Un livreur à vélo qualifié de salarié par la justice : "Il n'y a aucune raison que le code du travail ne s'applique pas pour ces plateformes"

La Cour de cassation établit pour la première fois un lien de subordination entre une plateforme internet et l'un de ses coursiers à vélo. Une décision très importante pour l'avocat de l'ancien livreur.

Rassemblement de coursiers à vélo à Paris (illustration).
Rassemblement de coursiers à vélo à Paris (illustration). (BRUNO LEVESQUE / MAXPPP)

Pour la première fois, la plus haute juridiction française a reconnu mercredi 28 novembre un lien de "subordination" entre un coursier à vélo au statut d'auto-entrepreneur et une plateforme internet de livraison de repas. "Un pouvoir doit être régulé", a expliqué jeudi sur franceinfo Me Manuela Grévy, avocat au Conseil d’Etat et à la Cour de Cassation, avocat de l’ancien livreur de la société Take Eat Easy, et de la confédération CGT.

franceinfo : Sur quoi s'est basée la Cour de cassation pour établir ce lien de subordination ?
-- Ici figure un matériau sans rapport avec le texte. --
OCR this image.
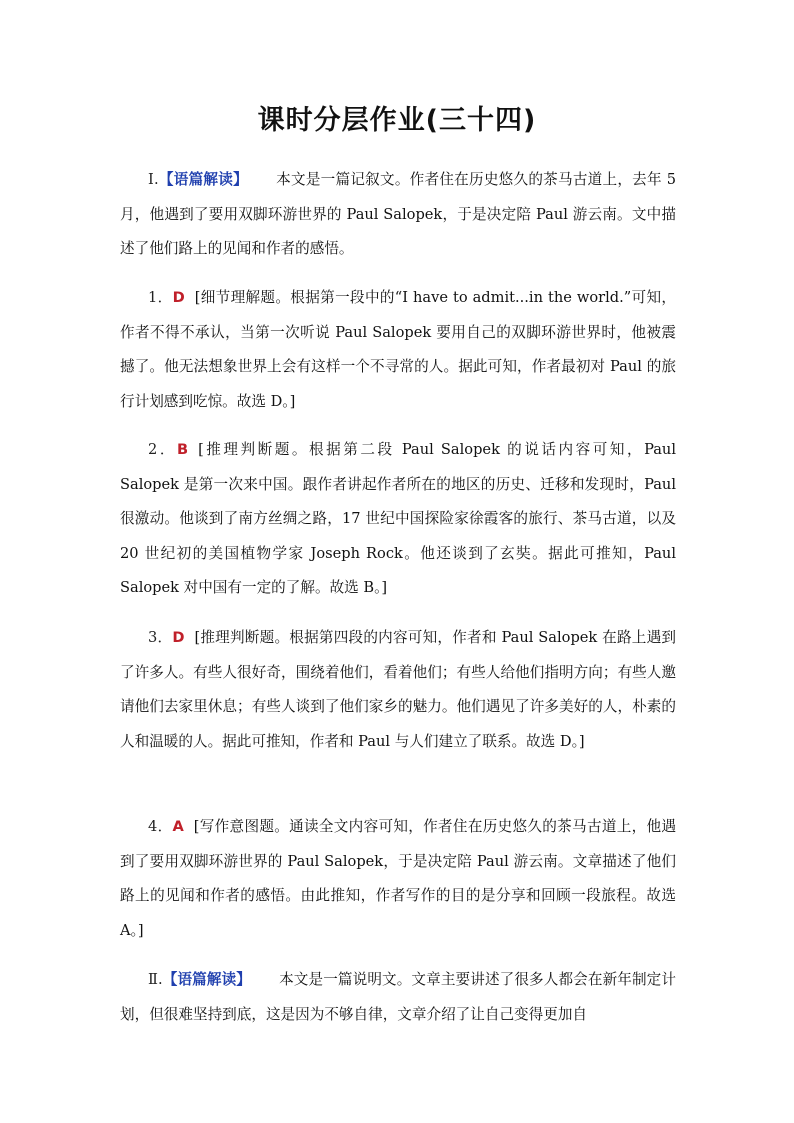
课时分层作业(三十四)

Ⅰ.【语篇解读】 本文是一篇记叙文。作者住在历史悠久的茶马古道上，去年 5 月，他遇到了要用双脚环游世界的 Paul Salopek，于是决定陪 Paul 游云南。文中描述了他们路上的见闻和作者的感悟。

1．D [细节理解题。根据第一段中的“I have to admit...in the world.”可知，作者不得不承认，当第一次听说 Paul Salopek 要用自己的双脚环游世界时，他被震撼了。他无法想象世界上会有这样一个不寻常的人。据此可知，作者最初对 Paul 的旅行计划感到吃惊。故选 D。]

2．B [推理判断题。根据第二段 Paul Salopek 的说话内容可知，Paul Salopek 是第一次来中国。跟作者讲起作者所在的地区的历史、迁移和发现时，Paul 很激动。他谈到了南方丝绸之路，17 世纪中国探险家徐霞客的旅行、茶马古道，以及 20 世纪初的美国植物学家 Joseph Rock。他还谈到了玄奘。据此可推知，Paul Salopek 对中国有一定的了解。故选 B。]

3．D [推理判断题。根据第四段的内容可知，作者和 Paul Salopek 在路上遇到了许多人。有些人很好奇，围绕着他们，看着他们；有些人给他们指明方向；有些人邀请他们去家里休息；有些人谈到了他们家乡的魅力。他们遇见了许多美好的人，朴素的人和温暖的人。据此可推知，作者和 Paul 与人们建立了联系。故选 D。]

4．A [写作意图题。通读全文内容可知，作者住在历史悠久的茶马古道上，他遇到了要用双脚环游世界的 Paul Salopek，于是决定陪 Paul 游云南。文章描述了他们路上的见闻和作者的感悟。由此推知，作者写作的目的是分享和回顾一段旅程。故选 A。]

Ⅱ.【语篇解读】 本文是一篇说明文。文章主要讲述了很多人都会在新年制定计划，但很难坚持到底，这是因为不够自律，文章介绍了让自己变得更加自
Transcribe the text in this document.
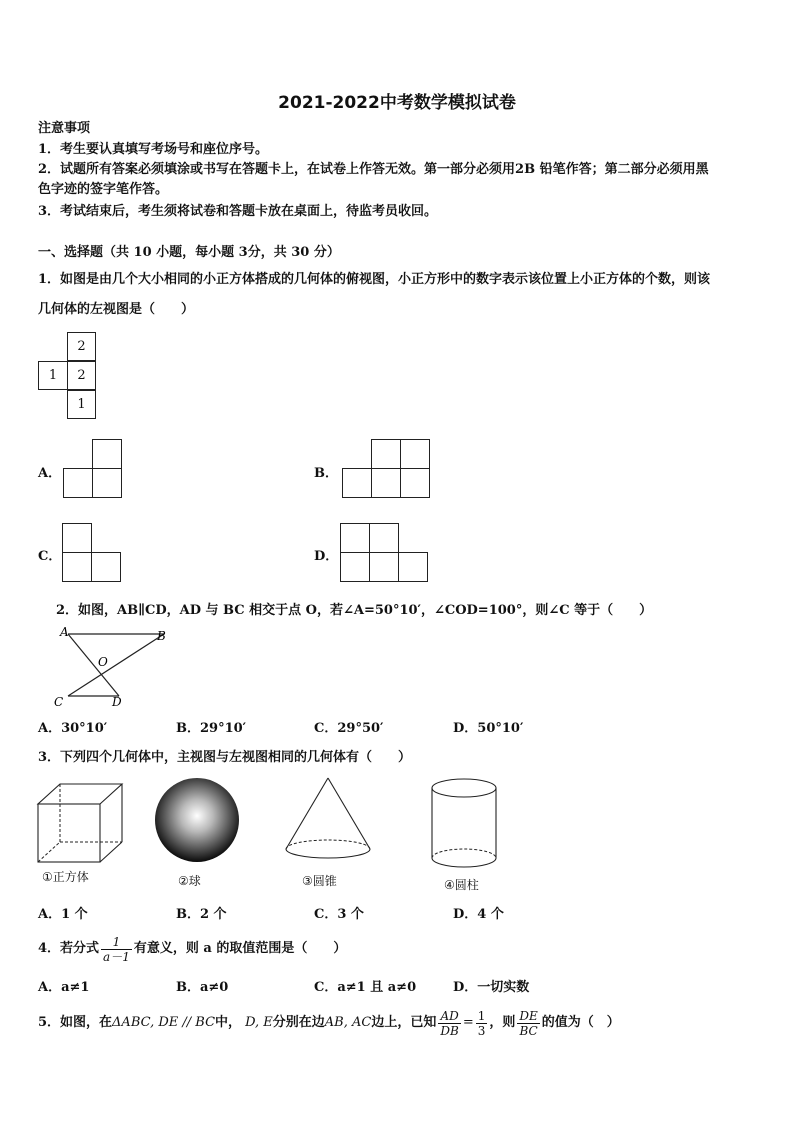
2021-2022中考数学模拟试卷
注意事项
1．考生要认真填写考场号和座位序号。
2．试题所有答案必须填涂或书写在答题卡上，在试卷上作答无效。第一部分必须用2B 铅笔作答；第二部分必须用黑
色字迹的签字笔作答。
3．考试结束后，考生须将试卷和答题卡放在桌面上，待监考员收回。
一、选择题（共 10 小题，每小题 3分，共 30 分）
1．如图是由几个大小相同的小正方体搭成的几何体的俯视图，小正方形中的数字表示该位置上小正方体的个数，则该
几何体的左视图是（　　）
2
1	2
1
A．	B．
C．	D．
2．如图，AB∥CD，AD 与 BC 相交于点 O，若∠A=50°10′，∠COD=100°，则∠C 等于（　　）
A	B
O
C	D
A．30°10′	B．29°10′	C．29°50′	D．50°10′
3．下列四个几何体中，主视图与左视图相同的几何体有（　　）
①正方体	②球	③圆锥	④圆柱
A．1 个	B．2 个	C．3 个	D．4 个
4．若分式 $\frac{1}{a-1}$ 有意义，则 a 的取值范围是（　　）
A．a≠1	B．a≠0	C．a≠1 且 a≠0	D．一切实数
5．如图，在 ΔABC, DE // BC 中， D, E 分别在边 AB, AC 边上，已知 $\frac{AD}{DB} = \frac{1}{3}$ ，则 $\frac{DE}{BC}$ 的值为（　）
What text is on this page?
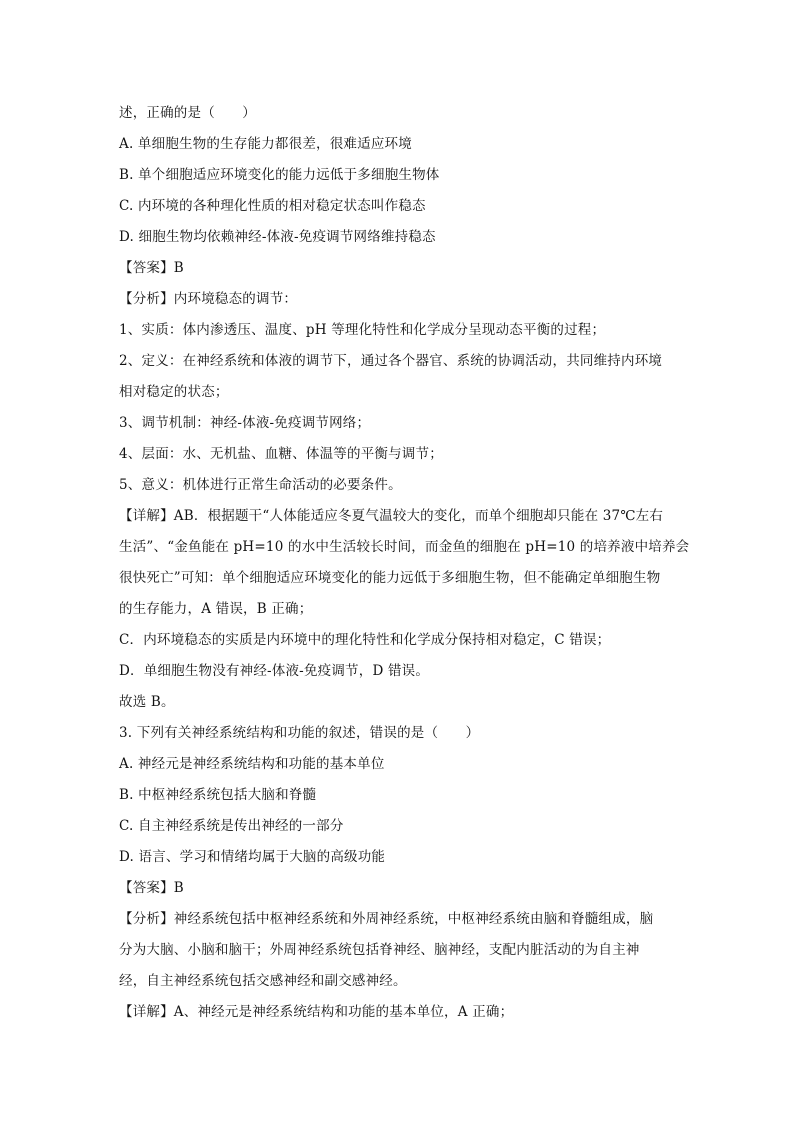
述，正确的是（　　）
A. 单细胞生物的生存能力都很差，很难适应环境
B. 单个细胞适应环境变化的能力远低于多细胞生物体
C. 内环境的各种理化性质的相对稳定状态叫作稳态
D. 细胞生物均依赖神经-体液-免疫调节网络维持稳态
【答案】B
【分析】内环境稳态的调节：
1、实质：体内渗透压、温度、pH 等理化特性和化学成分呈现动态平衡的过程；
2、定义：在神经系统和体液的调节下，通过各个器官、系统的协调活动，共同维持内环境
相对稳定的状态；
3、调节机制：神经-体液-免疫调节网络；
4、层面：水、无机盐、血糖、体温等的平衡与调节；
5、意义：机体进行正常生命活动的必要条件。
【详解】AB．根据题干“人体能适应冬夏气温较大的变化，而单个细胞却只能在 37℃左右
生活”、“金鱼能在 pH=10 的水中生活较长时间，而金鱼的细胞在 pH=10 的培养液中培养会
很快死亡”可知：单个细胞适应环境变化的能力远低于多细胞生物，但不能确定单细胞生物
的生存能力，A 错误，B 正确；
C．内环境稳态的实质是内环境中的理化特性和化学成分保持相对稳定，C 错误；
D．单细胞生物没有神经-体液-免疫调节，D 错误。
故选 B。
3. 下列有关神经系统结构和功能的叙述，错误的是（　　）
A. 神经元是神经系统结构和功能的基本单位
B. 中枢神经系统包括大脑和脊髓
C. 自主神经系统是传出神经的一部分
D. 语言、学习和情绪均属于大脑的高级功能
【答案】B
【分析】神经系统包括中枢神经系统和外周神经系统，中枢神经系统由脑和脊髓组成，脑
分为大脑、小脑和脑干；外周神经系统包括脊神经、脑神经，支配内脏活动的为自主神
经，自主神经系统包括交感神经和副交感神经。
【详解】A、神经元是神经系统结构和功能的基本单位，A 正确；
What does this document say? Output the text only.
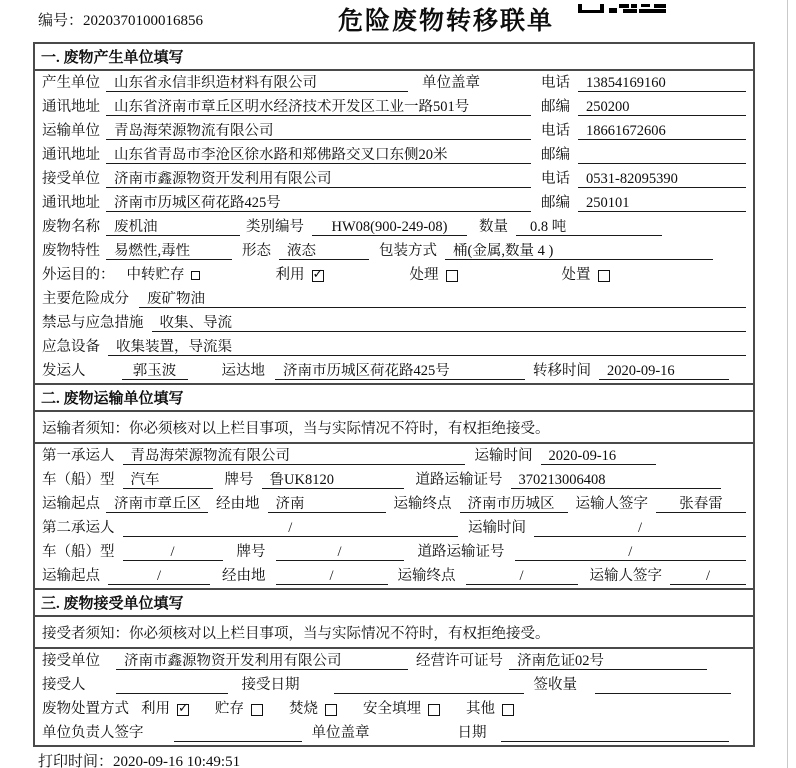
编号：2020370100016856	危险废物转移联单
一. 废物产生单位填写
产生单位 山东省永信非织造材料有限公司	单位盖章	电话	13854169160
通讯地址 山东省济南市章丘区明水经济技术开发区工业一路501号	邮编	250200
运输单位 青岛海荣源物流有限公司	电话	18661672606
通讯地址 山东省青岛市李沧区徐水路和郑佛路交叉口东侧20米	邮编
接受单位 济南市鑫源物资开发利用有限公司	电话	0531-82095390
通讯地址 济南市历城区荷花路425号	邮编	250101
废物名称 废机油	类别编号	HW08(900-249-08)	数量	0.8 吨
废物特性 易燃性,毒性	形态	液态	包装方式	桶(金属,数量 4 )
外运目的： 中转贮存	利用 ✓	处理	处置
主要危险成分	废矿物油
禁忌与应急措施	收集、导流
应急设备	收集装置，导流渠
发运人	郭玉波	运达地	济南市历城区荷花路425号	转移时间	2020-09-16
二. 废物运输单位填写
运输者须知：你必须核对以上栏目事项，当与实际情况不符时，有权拒绝接受。
第一承运人	青岛海荣源物流有限公司	运输时间	2020-09-16
车（船）型	汽车	牌号	鲁UK8120	道路运输证号	370213006408
运输起点 济南市章丘区	经由地	济南	运输终点	济南市历城区	运输人签字	张春雷
第二承运人	/	运输时间	/
车（船）型	/	牌号	/	道路运输证号	/
运输起点	/	经由地	/	运输终点	/	运输人签字	/
三. 废物接受单位填写
接受者须知：你必须核对以上栏目事项，当与实际情况不符时，有权拒绝接受。
接受单位	济南市鑫源物资开发利用有限公司	经营许可证号 济南危证02号
接受人	接受日期	签收量
废物处置方式 利用 ✓	贮存	焚烧	安全填埋	其他
单位负责人签字	单位盖章	日期
打印时间：2020-09-16 10:49:51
Me Manuela Grévy : Elle a rappelé la définition du lien de subordination qui est le critère permettant de distinguer le travailleur indépendant du travailleur salarié. Le lien de subordination est caractérisé par l'exécution d'un travail sous l'autorité d'un employeur qui a le pouvoir de donner des ordres et des directives, d'en contrôler l'exécution et de sanctionner les manquements. Elle a relevé que la cour d'appel avait constaté une application dotée d'un système de géolocalisation permettant un suivi en temps réel du coursier, d'autre part un système de sanction. Il en résultait des ordres, des directives, un contrôle et un pouvoir de sanction. Donc, ce que nous dit la Cour de cassation c'est que la cour d'appel de ses constatations n'a pas tiré les conséquences légales, à savoir le lien de subordination.

En quoi cette décision est-elle importante ?

Pour la première fois, la Cour de Cassation a été amenée à statuer sur la question de la qualification de cette relation entre les plateformes et les travailleurs. Finalement, ce que nous dit la Cour de Cassation c'est que ce n'est pas parce qu'on est un travailleur de plateforme qu'il n'y a pas lien de subordination.

Quels sont les aspects importants ?

Il y a deux aspects importants. Un qui est rarement évoqué mais qui est au cœur du droit du travail et qui est la question du pouvoir. Etre salarié c'est être soumis à la subordination d'un employeur et un pouvoir doit être régulé. L'objet du droit du travail c'est de garantir un équilibre entre les questions d'un pouvoir et la protection de celui qui y est soumis. Ensuite, il y a l'autre aspect qui est l'aspect des garanties et des protections attachées au statut de salarié.

Est-ce que cette décision peut faire jurisprudence, valoir pour d'autres plateformes ?

Tout dépendra des conditions de fait dans lesquelles d'exerce l'activité. L'ubérisation c'est une forme nouvelle d'organisation des échanges qui n'est pas exclusive d'une relation salariée. Mais quand dans cette forme d'organisation s'exerce un pouvoir, il n'y a aucune raison que le code du travail ne s'applique pas.